Dantirya Sambail but goulûment et fit claquer sa langue contre son palais.
— Heureusement, votre vignoble vous permettra de subvenir à vos besoins !… J’en reprendrai volontiers !
— Vous voilà plus confiant, après cette première coupe. Et si c’était un poison à action lente ?
— Dans ce cas, répondit Dantirya Sambail, nous quitterons ce monde en même temps, car je vous ai vu boire la même chose que moi. Mais je ne me suis jamais défié de vous, cousin.

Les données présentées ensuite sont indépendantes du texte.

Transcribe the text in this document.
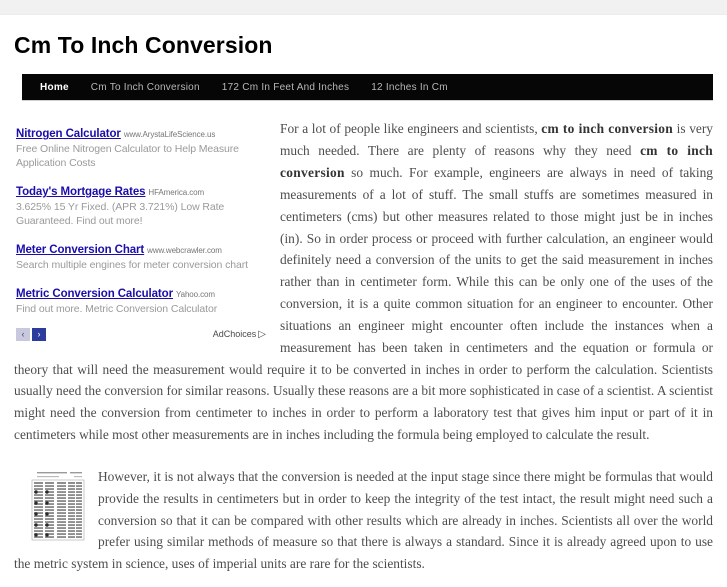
Cm To Inch Conversion
Home Cm To Inch Conversion 172 Cm In Feet And Inches 12 Inches In Cm
Nitrogen Calculator www.ArystaLifeScience.us
Free Online Nitrogen Calculator to Help Measure Application Costs
Today's Mortgage Rates HFAmerica.com
3.625% 15 Yr Fixed. (APR 3.721%) Low Rate Guaranteed. Find out more!
Meter Conversion Chart www.webcrawler.com
Search multiple engines for meter conversion chart
Metric Conversion Calculator Yahoo.com
Find out more. Metric Conversion Calculator
‹	›	AdChoices ▷

For a lot of people like engineers and scientists, cm to inch conversion is very much needed. There are plenty of reasons why they need cm to inch conversion so much. For example, engineers are always in need of taking measurements of a lot of stuff. The small stuffs are sometimes measured in centimeters (cms) but other measures related to those might just be in inches (in). So in order process or proceed with further calculation, an engineer would definitely need a conversion of the units to get the said measurement in inches rather than in centimeter form. While this can be only one of the uses of the conversion, it is a quite common situation for an engineer to encounter. Other situations an engineer might encounter often include the instances when a measurement has been taken in centimeters and the equation or formula or theory that will need the measurement would require it to be converted in inches in order to perform the calculation. Scientists usually need the conversion for similar reasons. Usually these reasons are a bit more sophisticated in case of a scientist. A scientist might need the conversion from centimeter to inches in order to perform a laboratory test that gives him input or part of it in centimeters while most other measurements are in inches including the formula being employed to calculate the result.

However, it is not always that the conversion is needed at the input stage since there might be formulas that would provide the results in centimeters but in order to keep the integrity of the test intact, the result might need such a conversion so that it can be compared with other results which are already in inches. Scientists all over the world prefer using similar methods of measure so that there is always a standard. Since it is already agreed upon to use the metric system in science, uses of imperial units are rare for the scientists.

— Pourquoi avoir appelé Mandralisca ?
— Je vous l’ai dit, répondit le Procurateur d’un air humble et contrit, avec le regard implorant d’un blave. C’est mon habitude, une habitude de longue date. Ne m’en veuillez pas. Si c’est un poison, poursuivit-il, jamais le monde n’en a connu de plus savoureux. De grâce, remplissez mon verre ; si ce vin ne me tue pas, il me donnera un plaisir très vif.
Il approcha son visage aux traits lourds de celui de Prestimion et le regarda remplir son verre à ras bord avec un grand sourire de carnassier.